Tentang honor yang sepadan, Diky Chandra juga mengakui. Bahkan salah seorang scriptwriter-nya terbengong-bengong saat mendapatkan honor Rp 2,5 juta per script buat sinetron berdurasi 30 menit. Harap maklum, honor segitu termasuk gede dan di luar pasaran honor para scriptwriter.
“Itu pun si scriptwriter-nya cuma bikin draft, karena saya yang revisi scipt sendiri,” papar Diky.
Menurut Diky, saat ini Produser yang royal memberi honor tinggi adalah Dedy Mizwar. Namun, tak semua orang bisa dipercaya buat menjadi scriptwriter di sinetron-sinetron produksinya, apalagi sampai jadi Head Writer. Maklumlah, Dedy adalah Produser paling ketat untuk urusan script. Tak seperti Produser lain, ia ingin tontonan dan tuntunan seimbang.
“Saya baru dua periode ini jadi ‘anak emas’, eh dia (Dedy Mizwar-pen) sudah keburu jadi Wagub Jabar,” kata Diky.

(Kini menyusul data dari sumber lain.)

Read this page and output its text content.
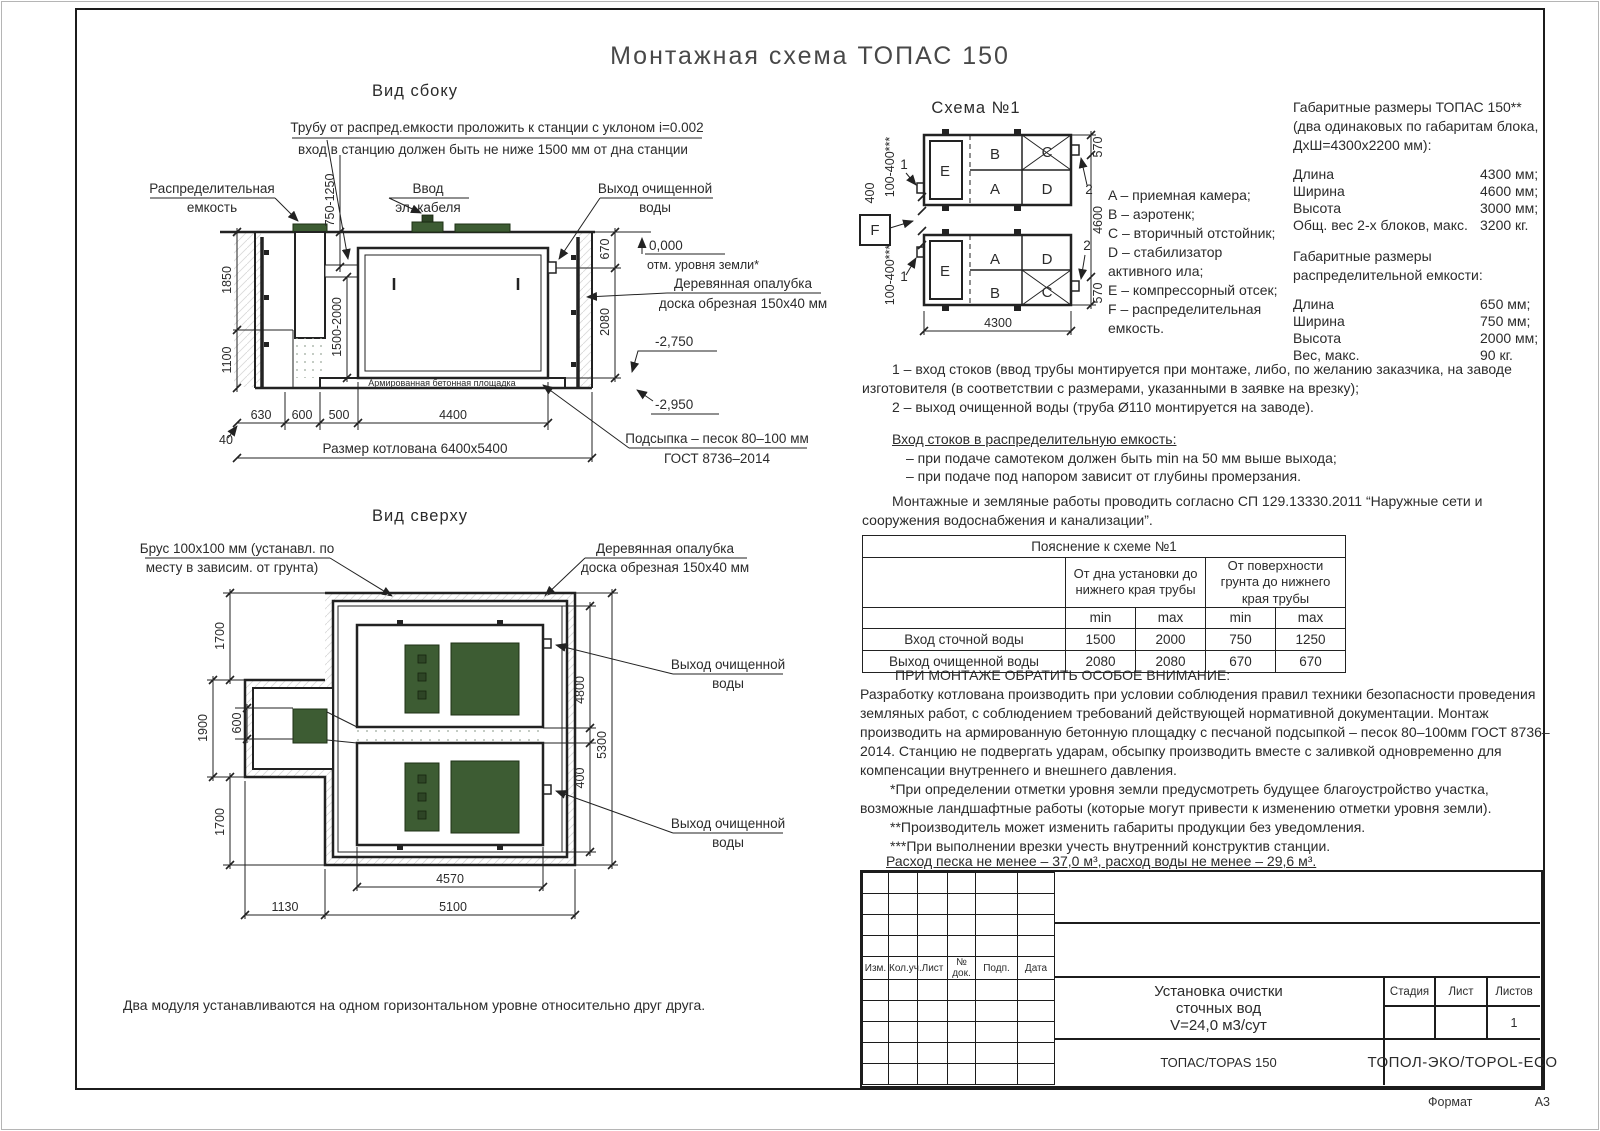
Монтажная схема ТОПАС 150
Вид сбоку
Трубу от распред.емкости проложить к станции с уклоном i=0.002
вход в станцию должен быть не ниже 1500 мм от дна станции
Распределительная
емкость
Ввод
эл. кабеля
Выход очищенной
воды
Армированная бетонная площадка
1850
1100
750-1250
1500-2000
670
2080
0,000
отм. уровня земли*
-2,750
-2,950
Деревянная опалубка
доска обрезная 150х40 мм
Подсыпка – песок 80–100 мм
ГОСТ 8736–2014
630 600 500	4400
40
Размер котлована 6400х5400
Вид сверху
Брус 100х100 мм (устанавл. по
месту в зависим. от грунта)
Деревянная опалубка
доска обрезная 150х40 мм
Выход очищенной
воды
Выход очищенной
воды
1700
1900
1700
600
4800
5300
400
4570
1130	5100
Схема №1
E
B
A
C
D
E
A	D
B	C
F
1
1
2
2
100-400***
400
100-400***
570
4600
570
4300
A – приемная камера;
B – аэротенк;
C – вторичный отстойник;
D – стабилизатор
активного ила;
E – компрессорный отсек;
F – распределительная
емкость.

Габаритные размеры ТОПАС 150**

(два одинаковых по габаритам блока,

ДхШ=4300х2200 мм):

Длина	4300 мм;
Ширина	4600 мм;
Высота	3000 мм;
Общ. вес 2-х блоков, макс. 3200 кг.

Габаритные размеры

распределительной емкости:

Длина	650 мм;
Ширина	750 мм;
Высота	2000 мм;
Вес, макс.	90 кг.
1 – вход стоков (ввод трубы монтируется при монтаже, либо, по желанию заказчика, на заводе изготовителя (в соответствии с размерами, указанными в заявке на врезку);
2 – выход очищенной воды (труба Ø110 монтируется на заводе).
Вход стоков в распределительную емкость:
– при подаче самотеком должен быть min на 50 мм выше выхода;
– при подаче под напором зависит от глубины промерзания.
Монтажные и земляные работы проводить согласно СП 129.13330.2011 “Наружные сети и сооружения водоснабжения и канализации”.
Пояснение к схеме №1				
	От дна установки до нижнего края трубы		От поверхности грунта до нижнего края трубы	
	min	max	min	max
Вход сточной воды	1500	2000	750	1250
Выход очищенной воды	2080	2080	670	670
ПРИ МОНТАЖЕ ОБРАТИТЬ ОСОБОЕ ВНИМАНИЕ:
Разработку котлована производить при условии соблюдения правил техники безопасности проведения земляных работ, с соблюдением требований действующей нормативной документации. Монтаж производить на армированную бетонную площадку с песчаной подсыпкой – песок 80–100мм ГОСТ 8736–2014. Станцию не подвергать ударам, обсыпку производить вместе с заливкой одновременно для компенсации внутреннего и внешнего давления.
*При определении отметки уровня земли предусмотреть будущее благоустройство участка, возможные ландшафтные работы (которые могут привести к изменению отметки уровня земли).
**Производитель может изменить габариты продукции без уведомления.
***При выполнении врезки учесть внутренний конструктив станции.
Расход песка не менее – 37,0 м³, расход воды не менее – 29,6 м³.
Два модуля устанавливаются на одном горизонтальном уровне относительно друг друга.

Изм.	Кол.уч.	Лист	№ док.	Подп.	Дата

Установка очистки
сточных вод
V=24,0 м3/сут
Стадия	Лист	Листов
1
ТОПАС/TOPAS 150	ТОПОЛ-ЭКО/TOPOL-ECO
Формат	А3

Bagaimana di honor Head Writer di Amerika Serikat (AS)? Dalam situs jobsforwritersguides.com, per Juni 2013 ini honor Head Writer senilai US$ 46.000 per episode. Silahkan dikurskan sendiri kalo kurs dolar di Bank Indonesia saat ini Rp 9990 per US$. Di situs saleryquest.com, honor Head Writer rata-rata berkisar paling kecil US$ 58.400 dan maksimal US$ 65.000 per episode.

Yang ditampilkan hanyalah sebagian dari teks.